Questionable use of SQL Parsing as a Security Feature for DB access

James_Houx · June 19, 2022, 9:10pm

On my very first attempt to use Frappe to write a SQL query, I ran into the CTEs not-supported except in very recent version problem. I was surprised to discover that Frappe parses SQL Command in an attempt to add some measure of “read-only” control. Trying to parse a language as a way of detecting and mitigating behavior is notoriously error-prone. I’ve seen reports already of people pointing out Postgres examples of this failing.

Can someone please link to previous discussions for why SQL parsing was considered and chosen as an accepted mechanism for security? If the argument is potent enough, I would like to be persuaded of its merit.
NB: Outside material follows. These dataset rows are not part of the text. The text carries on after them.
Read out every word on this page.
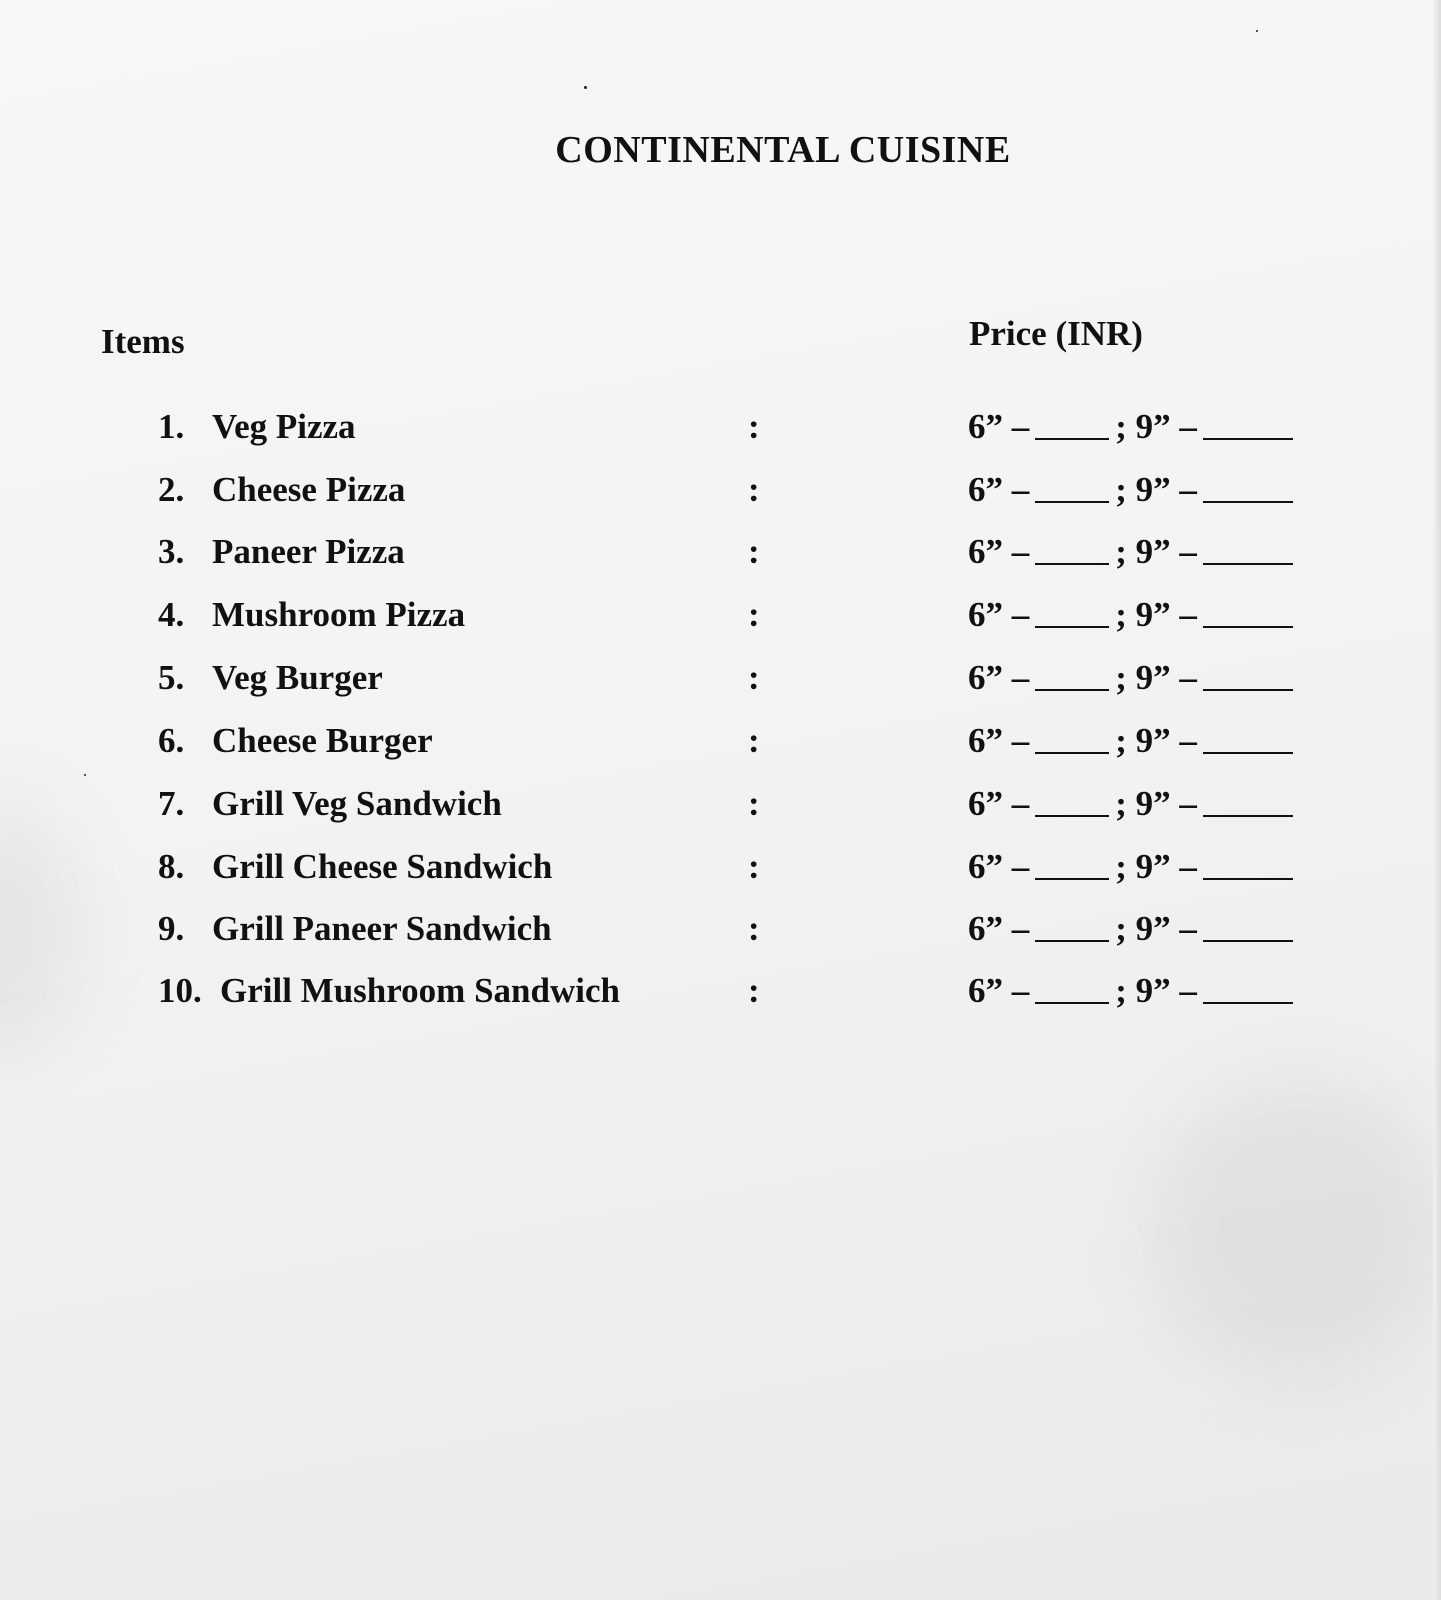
CONTINENTAL CUISINE
Items	Price (INR)
1. Veg Pizza	:	6” – ; 9” –
2. Cheese Pizza	:	6” – ; 9” –
3. Paneer Pizza	:	6” – ; 9” –
4. Mushroom Pizza	:	6” – ; 9” –
5. Veg Burger	:	6” – ; 9” –
6. Cheese Burger	:	6” – ; 9” –
7. Grill Veg Sandwich	:	6” – ; 9” –
8. Grill Cheese Sandwich	:	6” – ; 9” –
9. Grill Paneer Sandwich	:	6” – ; 9” –
10. Grill Mushroom Sandwich	:	6” – ; 9” –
For now, I am raising the concern that this mechanism may only provide a false sense of security with the downside that it creates additional code surface – thus the potential for more bugs or vulnerabilities of their own.
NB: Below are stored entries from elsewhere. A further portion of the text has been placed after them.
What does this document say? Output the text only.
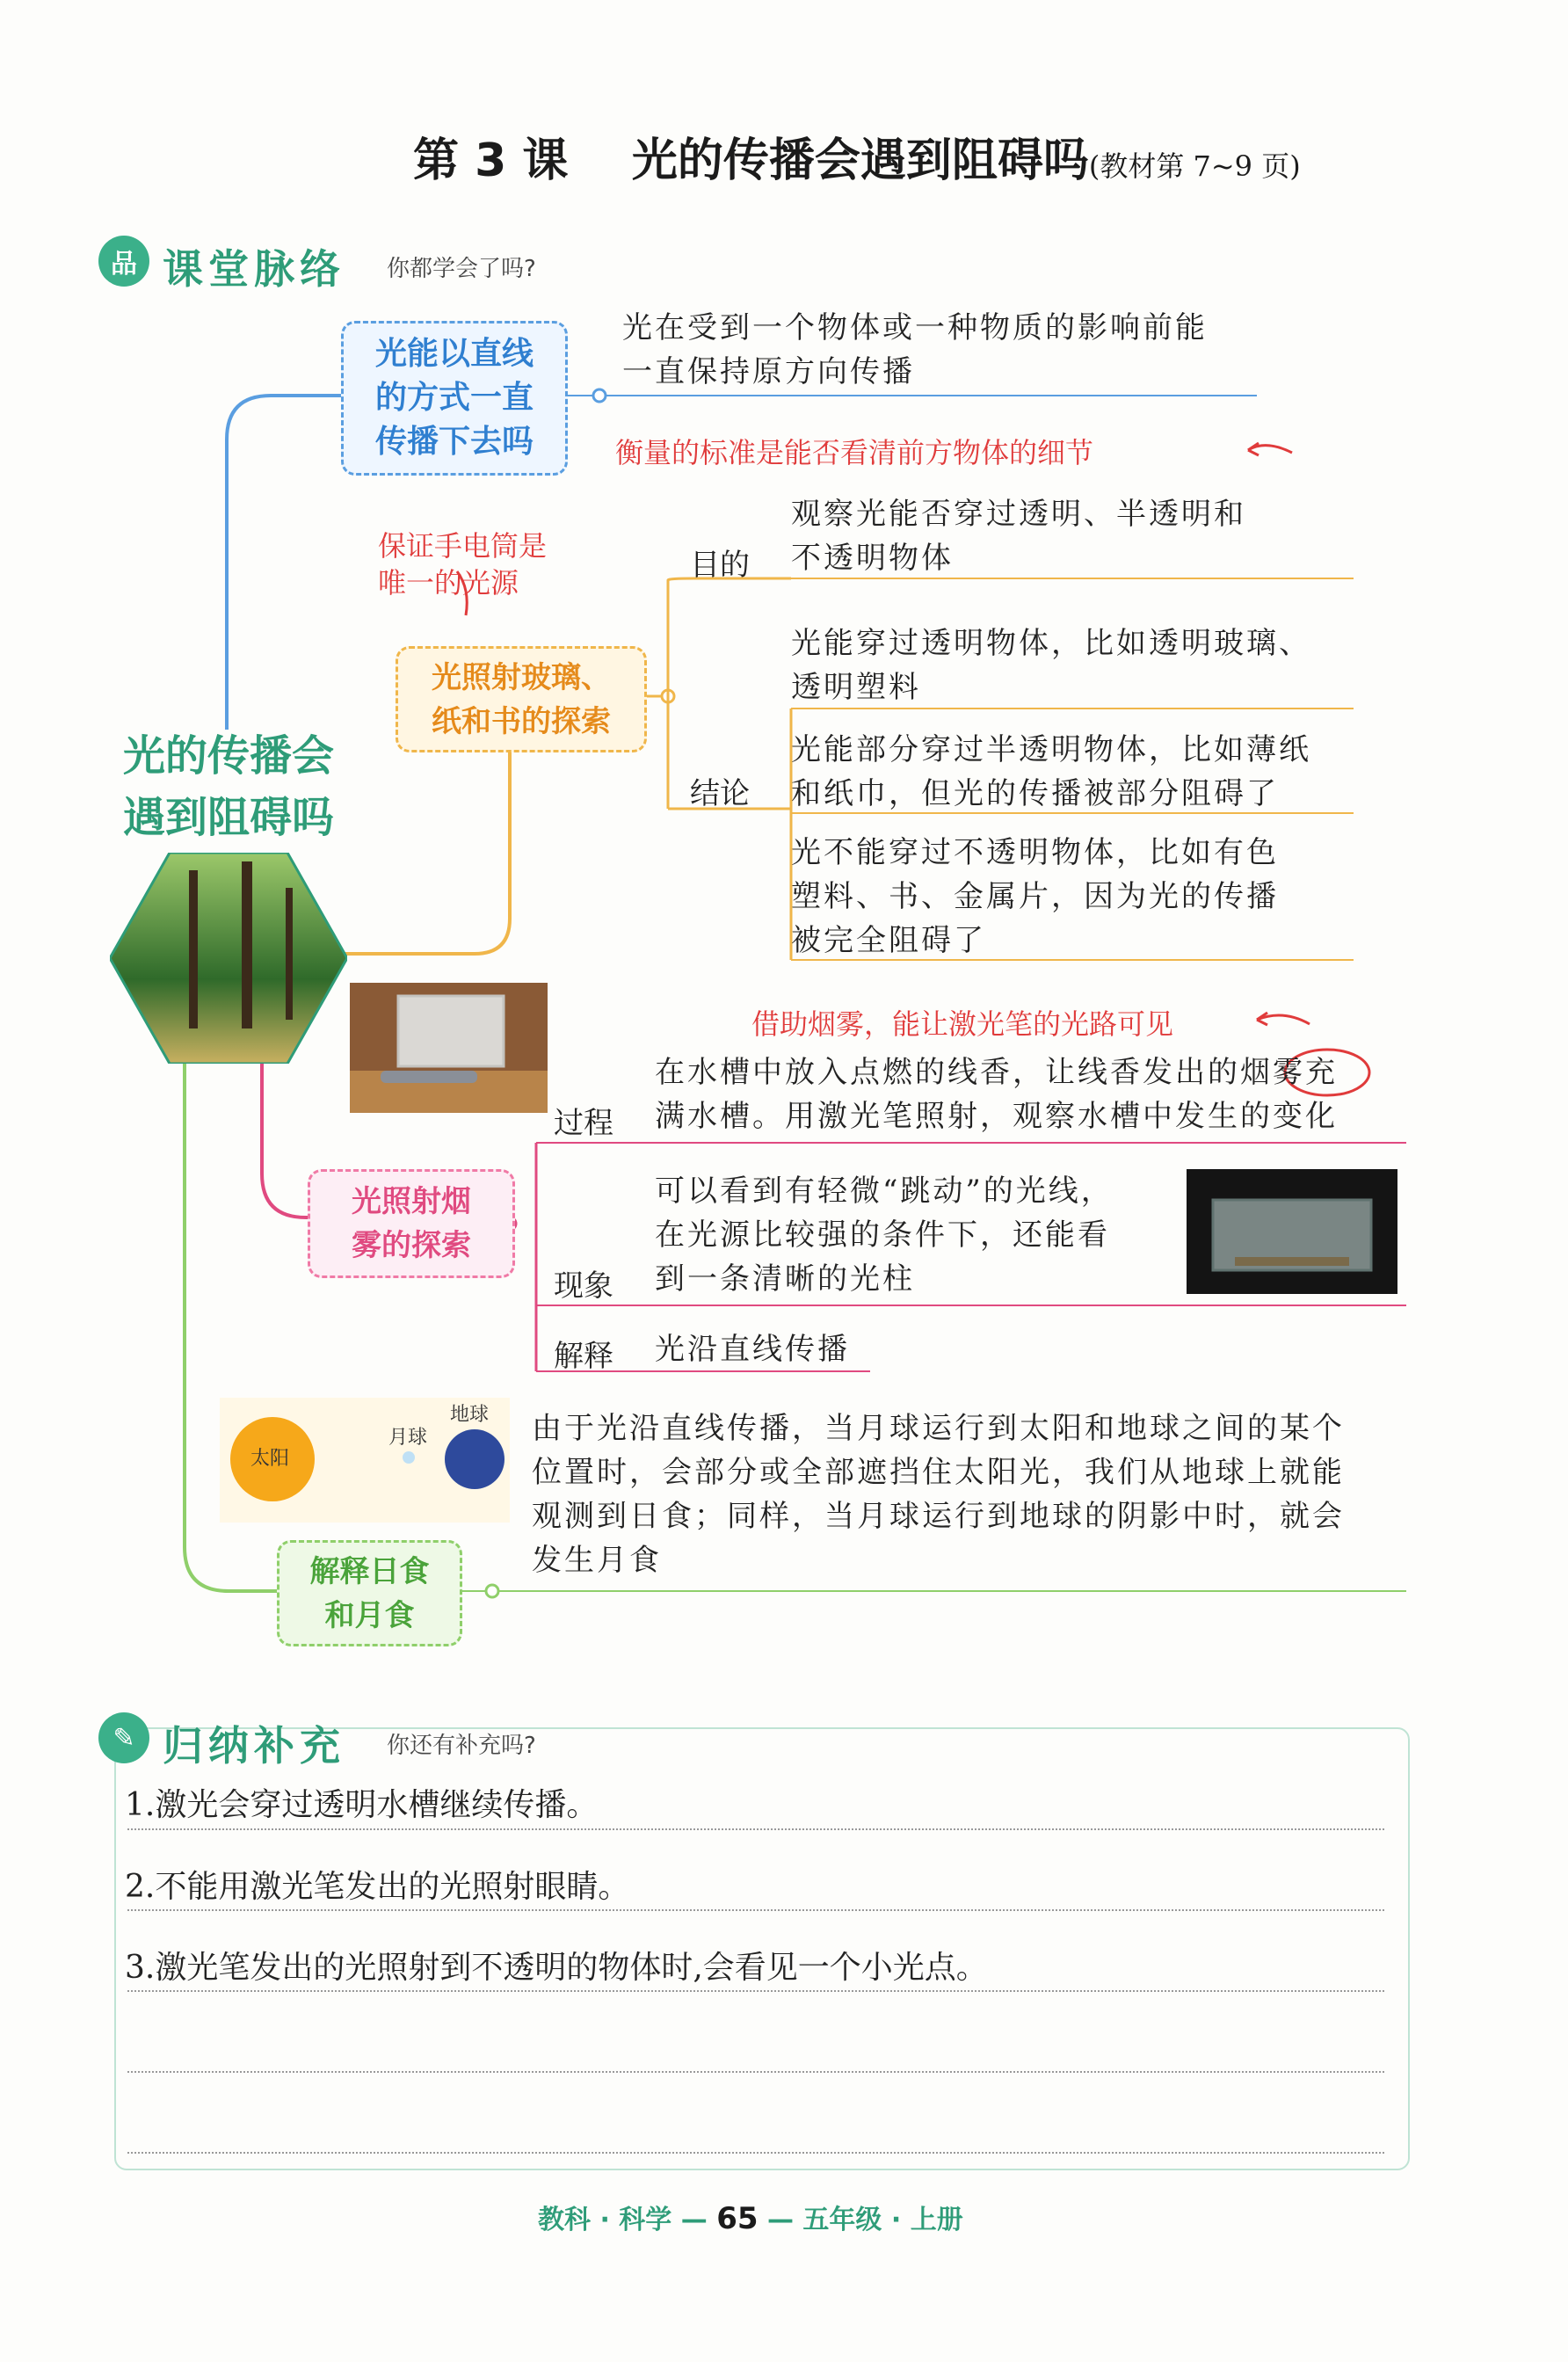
第 3 课 光的传播会遇到阻碍吗(教材第 7~9 页)
品 课堂脉络 你都学会了吗?
光能以直线
的方式一直
传播下去吗
光在受到一个物体或一种物质的影响前能
一直保持原方向传播
衡量的标准是能否看清前方物体的细节
光的传播会
遇到阻碍吗
保证手电筒是
唯一的光源
光照射玻璃、
纸和书的探索
目的
观察光能否穿过透明、半透明和
不透明物体
结论
光能穿过透明物体，比如透明玻璃、
透明塑料
光能部分穿过半透明物体，比如薄纸
和纸巾，但光的传播被部分阻碍了
光不能穿过不透明物体，比如有色
塑料、书、金属片，因为光的传播
被完全阻碍了
借助烟雾，能让激光笔的光路可见
光照射烟
雾的探索
过程
在水槽中放入点燃的线香，让线香发出的烟雾充
满水槽。用激光笔照射，观察水槽中发生的变化
现象
可以看到有轻微“跳动”的光线，
在光源比较强的条件下，还能看
到一条清晰的光柱
解释 光沿直线传播
太阳
月球
地球
解释日食
和月食
由于光沿直线传播，当月球运行到太阳和地球之间的某个
位置时，会部分或全部遮挡住太阳光，我们从地球上就能
观测到日食；同样，当月球运行到地球的阴影中时，就会
发生月食
✎ 归纳补充 你还有补充吗?
1.激光会穿过透明水槽继续传播。
2.不能用激光笔发出的光照射眼睛。
3.激光笔发出的光照射到不透明的物体时,会看见一个小光点。
教科 · 科学 — 65 — 五年级 · 上册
James_Houx · June 19, 2022, 9:24pm

Adding an additional note here…
Sane database engines provide mechanisms for Read-Only transactions, which is a much better way to assure the behavior is truly read-only with no need for a SQL parsing hack.

On MySQL/MariaDB: START TRANSACTION READ ONLY
On Postgres: BEGIN READ ONLY

Furthermore, if you execute a transaction ReadOnly mode, database engines can make performance optimizations that would not be available in Read/Write Mode:

Was there some specific reason that the Frappe team did not employ ReadOnly query support?

ankush · June 20, 2022, 4:21pm

Sane database engines provide mechanisms for Read-Only transactions, which is a much better way to assure the behavior is truly read-only with no need for a SQL parsing hack.

This has been attempted before: feat: Read Only transactions via @frappe.read_only by gavindsouza · Pull Request #14870 · frappe/frappe · GitHub

Re: why we do this?

Server script / restricted context is not really read only. You’re allowed to use ORM, even query builder for making changes to Database. All whitelisted mechanisms ensure that changes are done to your site (in multi-tenant system). So we can’t use read-only transactions here.
“read-only” validation is only on raw SQL where you can escape your site and start affecting data on other sites (again only applicable on multi-tenant systems)

If you’re able to break any of the validation you mentioned in meaningful way feel free to report security vulnerability.

I’ve seen reports already of people pointing out Postgres examples of this failing.

Are you referring to this? Allow read only CTEs in query reports · Issue #16329 · frappe/frappe · GitHub

“Ohno I am able to increase a sequence on a table in my own DB”

In general all these crazy parsing / whitelisting is only added to enable extending/customizing without writing apps.

One more example, if someone wants to attempt breaking it : fix: executing non-select qb code from whitelisted methods by ankush · Pull Request #15907 · frappe/frappe · GitHub

ankush · June 20, 2022, 4:27pm

Btw if there’s interest for it we can work on controlling this behaviour as per the user’s choice:

E.g. there are two extremes (we are right now in the middle)

I am paranoid, I want to reduce the surface area of anything potentially unsafe. Extra-hardened mode.
I don’t care, I run a single site on my server so let me do EVERYTHING. exec(...) #yolo

James_Houx · June 21, 2022, 1:07am

@Ankush

Why is it possible to affect alternate site databases on a multi-tenant system? Are the other sites not using isolated databases with their own credentials? If you’re saying its possible for a site to read data from adjacent tenants, that is already a security vulnerability on its own…

James_Houx · June 21, 2022, 1:37am

Also, maybe I’m missing something. But couldn’t someone workaround this on postgres by prefixing an INSERT or UPDATE with a “WITH” cte expression?

Joshua_Restivo · June 21, 2022, 9:30pm

Each frappe site has its own unique set of database credentials. Short of compromising those credentials, you can’t construct arbitrary sql queries on one site against another site’s database. Yes, you’re going through a common front-door (nginx) and, if it’s broken, then you’re going to have a bad day but that’s a layer of abstraction removed from sql communication. If I’m failing to consider something here, I’d like to know. Can you offer an example of a query that could potentially “jump” sites?